5.   FARMAKOLOJİK ÖZELLİKLER

    5.1. Farmakodinamik özellikler

    i

    Farmakoterapötik grubu: Kas gevşeticiler,diğer santral etkili ajanlar ATC Kodu: M03BX05

    Tiyokolşikosid, kas gevşetici farmakolojik etkinliğe sahip, yarı-sentetik sülfürlenmiş bir kolşikosit türevidir.

    Tiyokolşikosid, in-vitro ortamda yalnızca GABAerjik ve striknine-duyarlı glisinerjik reseptörlerine bağlanır. Bir GABAerjik reseptör antagonisti olarak etkinlik gösteren tiyokolşikosid, kas gevşetici etkilerini supraspinal düzeyde düzenleyici kompleks mekanizmalarla gösteriyor olabilir; bununla birlikte glisinerjik etki mekanizması hariç tutulamaz.
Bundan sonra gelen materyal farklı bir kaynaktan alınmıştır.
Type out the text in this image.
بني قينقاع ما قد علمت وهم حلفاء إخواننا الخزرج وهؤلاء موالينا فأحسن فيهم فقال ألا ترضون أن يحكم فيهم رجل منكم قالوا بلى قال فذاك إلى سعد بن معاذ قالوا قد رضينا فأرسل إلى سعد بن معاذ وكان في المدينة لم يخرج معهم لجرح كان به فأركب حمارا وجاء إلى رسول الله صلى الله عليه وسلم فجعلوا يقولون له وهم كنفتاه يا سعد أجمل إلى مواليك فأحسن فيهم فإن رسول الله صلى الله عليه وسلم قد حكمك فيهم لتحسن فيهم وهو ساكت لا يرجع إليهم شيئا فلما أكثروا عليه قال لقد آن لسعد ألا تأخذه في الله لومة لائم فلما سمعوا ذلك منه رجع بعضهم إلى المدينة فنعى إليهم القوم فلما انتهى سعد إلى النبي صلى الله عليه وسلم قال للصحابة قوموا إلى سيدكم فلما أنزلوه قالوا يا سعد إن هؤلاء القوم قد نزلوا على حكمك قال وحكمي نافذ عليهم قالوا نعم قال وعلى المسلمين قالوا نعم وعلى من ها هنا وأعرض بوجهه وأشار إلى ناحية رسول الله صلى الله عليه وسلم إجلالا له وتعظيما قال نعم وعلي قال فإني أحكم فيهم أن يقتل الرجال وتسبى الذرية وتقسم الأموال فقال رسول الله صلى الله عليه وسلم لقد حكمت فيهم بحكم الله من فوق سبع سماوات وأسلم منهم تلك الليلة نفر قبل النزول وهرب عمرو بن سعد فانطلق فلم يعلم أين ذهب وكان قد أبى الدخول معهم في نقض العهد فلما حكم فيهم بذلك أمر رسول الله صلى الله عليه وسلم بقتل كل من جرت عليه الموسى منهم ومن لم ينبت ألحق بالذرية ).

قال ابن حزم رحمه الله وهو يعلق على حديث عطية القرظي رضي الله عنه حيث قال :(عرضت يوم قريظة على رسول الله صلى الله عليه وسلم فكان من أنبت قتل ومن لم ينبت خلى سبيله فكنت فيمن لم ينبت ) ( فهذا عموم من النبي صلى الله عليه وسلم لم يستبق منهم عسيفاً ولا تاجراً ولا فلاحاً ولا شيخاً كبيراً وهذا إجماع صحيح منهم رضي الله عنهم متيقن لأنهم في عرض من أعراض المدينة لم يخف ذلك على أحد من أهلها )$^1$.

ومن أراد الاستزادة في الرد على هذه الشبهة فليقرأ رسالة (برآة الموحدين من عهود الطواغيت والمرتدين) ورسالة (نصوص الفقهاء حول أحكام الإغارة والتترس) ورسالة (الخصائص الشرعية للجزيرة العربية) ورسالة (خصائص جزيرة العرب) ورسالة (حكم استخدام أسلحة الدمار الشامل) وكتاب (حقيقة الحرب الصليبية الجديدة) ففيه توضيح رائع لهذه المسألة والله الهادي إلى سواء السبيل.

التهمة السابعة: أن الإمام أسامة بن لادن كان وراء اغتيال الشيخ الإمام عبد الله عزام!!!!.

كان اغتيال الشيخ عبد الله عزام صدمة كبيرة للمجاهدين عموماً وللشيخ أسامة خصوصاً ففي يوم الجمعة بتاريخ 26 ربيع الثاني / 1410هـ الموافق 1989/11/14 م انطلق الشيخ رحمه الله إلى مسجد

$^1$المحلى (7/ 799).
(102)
Tiyokolşikosidin GABA-A reseptörleriyle etkileşim özellikleri, dolaşımdaki ana metaboliti olan glukuronid türeviyle kalitatif ve kantitatif olarak ortaktır (bkz. Bölüm 5.2).

    Tiyokolşikosid ve ana metabolitinin kas gevşetici özellikleri, in vivo olarak sıçan ve tavşanlarda gerçekleştirilen çeşitli prediktif modellerde gösterilmiştir. Tiyokolşikosidin spinalize sıçanlarda kas gevşetici etkisinin bulunmaması, bu bileşiğin baskın supraspinal etkisini göstermektedir.

    Ayrıca, elektroensefalografik çalışmalar, tiyokolşikosidin ve ana metabolitinin hiçbir sedatif etkisinin olmadığı gösterilmiştir.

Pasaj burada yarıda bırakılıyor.